Nigeria recorded the biggest oil production decline among Organization of Petroleum Exporting Countries (OPEC) members in December, as output dropped by 200,000 barrels to 1.45mb/d, All Africa reported.
This drop in crude production ended Nigeria’s three months of gains as the African nation struggled to restore capacity after a year of militant attacks on oil infrastructure. Accordingly, OPEC’s crude production fell by 310,000b/din December, as Saudi Arabia’s production fell by 50,000b/d while Venezuela declined by 40,000, informed Bloomberg.

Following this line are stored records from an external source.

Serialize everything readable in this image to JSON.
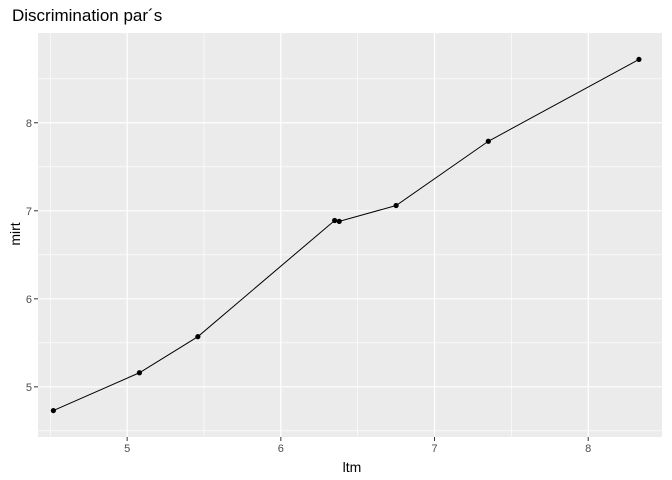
{
  "chart_data": {
    "type": "line",
    "title": "Discrimination par´s",
    "xlabel": "ltm",
    "ylabel": "mirt",
    "xlim": [
      4.42,
      8.48
    ],
    "ylim": [
      4.43,
      9.02
    ],
    "x_ticks": [
      5,
      6,
      7,
      8
    ],
    "y_ticks": [
      5,
      6,
      7,
      8
    ],
    "grid": true,
    "background_color": "#ebebeb",
    "grid_color": "#ffffff",
    "line_color": "#000000",
    "series": [
      {
        "x": [
          4.52,
          5.08,
          5.46,
          6.35,
          6.38,
          6.75,
          7.35,
          8.33
        ],
        "y": [
          4.73,
          5.16,
          5.57,
          6.89,
          6.88,
          7.06,
          7.79,
          8.72
        ]
      }
    ]
  }
}
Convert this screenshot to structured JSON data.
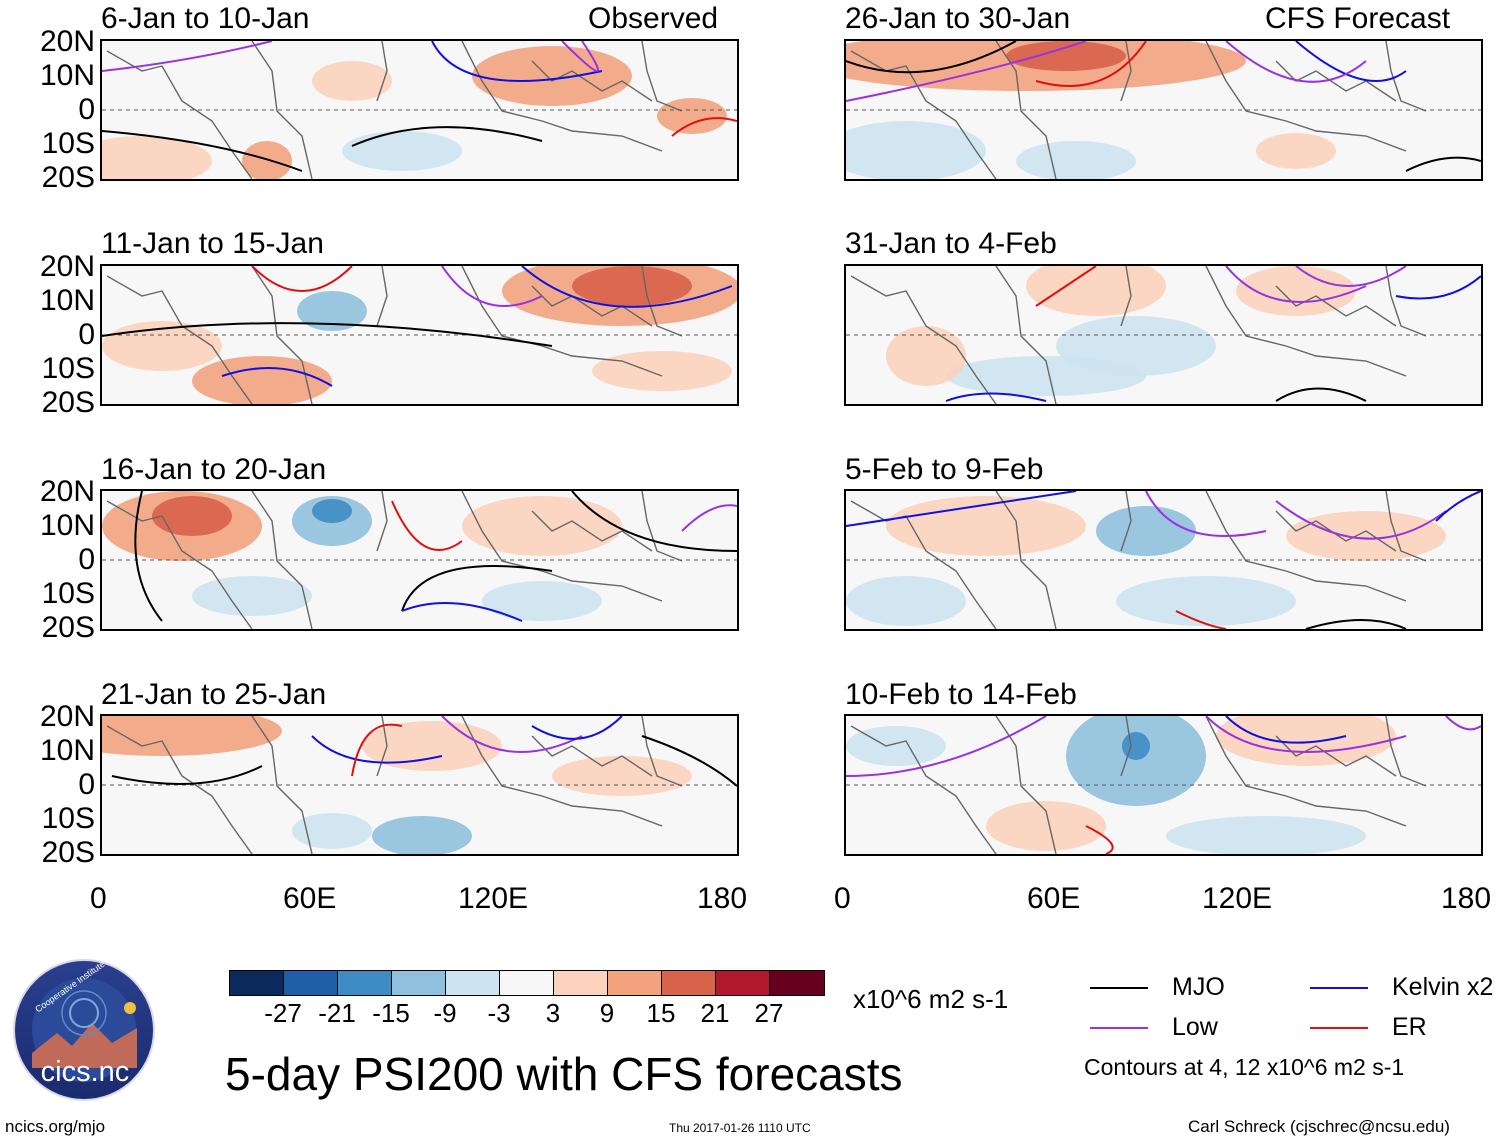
{
  "panels": [
    {
      "period": "6-Jan to 10-Jan",
      "tag": "Observed"
    },
    {
      "period": "11-Jan to 15-Jan",
      "tag": ""
    },
    {
      "period": "16-Jan to 20-Jan",
      "tag": ""
    },
    {
      "period": "21-Jan to 25-Jan",
      "tag": ""
    },
    {
      "period": "26-Jan to 30-Jan",
      "tag": "CFS Forecast"
    },
    {
      "period": "31-Jan to 4-Feb",
      "tag": ""
    },
    {
      "period": "5-Feb to 9-Feb",
      "tag": ""
    },
    {
      "period": "10-Feb to 14-Feb",
      "tag": ""
    }
  ],
  "lat_labels": [
    "20N",
    "10N",
    "0",
    "10S",
    "20S"
  ],
  "lon_labels": [
    "0",
    "60E",
    "120E",
    "180"
  ],
  "colorbar": {
    "colors": [
      "#0b2a5c",
      "#1f5ea8",
      "#3f8cc4",
      "#8fc0dd",
      "#cde3ef",
      "#f7f7f7",
      "#fbd2bb",
      "#f2a37e",
      "#d8624a",
      "#b2182b",
      "#67001f"
    ],
    "labels": [
      "-27",
      "-21",
      "-15",
      "-9",
      "-3",
      "3",
      "9",
      "15",
      "21",
      "27"
    ],
    "units": "x10^6 m2 s-1"
  },
  "legend": {
    "items": [
      {
        "label": "MJO",
        "color": "#000000"
      },
      {
        "label": "Kelvin x2",
        "color": "#1010e0"
      },
      {
        "label": "Low",
        "color": "#9933dd"
      },
      {
        "label": "ER",
        "color": "#e01010"
      }
    ],
    "contours_note": "Contours at 4, 12 x10^6 m2 s-1"
  },
  "title": "5-day PSI200 with CFS forecasts",
  "logo_text": "cics.nc",
  "logo_ring": "Cooperative Institute for Climate and Satellites",
  "footer": {
    "left": "ncics.org/mjo",
    "center": "Thu 2017-01-26 1110 UTC",
    "right": "Carl Schreck (cjschrec@ncsu.edu)"
  }
}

Nigeria’s huge output decline was attributed to maintenance on the Erha field and strike by workers at ExxonMobil Corporation’s operations in the country which disrupted both exports and production. In 2015, the country was pumping almost 2mb/d. Also, no cargo of the Agbami crude grade was shipped in first half of December, while three of the four Erha cargoes originally scheduled to load were deferred, with two moved into January, according to loading programs.
The decline in December comes as OPEC, which controls around 40% of global supply, is planning to curb output in a bid to boost oil prices. The organization reached a historic deal with Russia and other non-members to cut global production by almost 1.8mbd/ starting January. As a result, Brent crude, the global benchmark, advanced 52% in 2016, the biggest annual gain since 2009.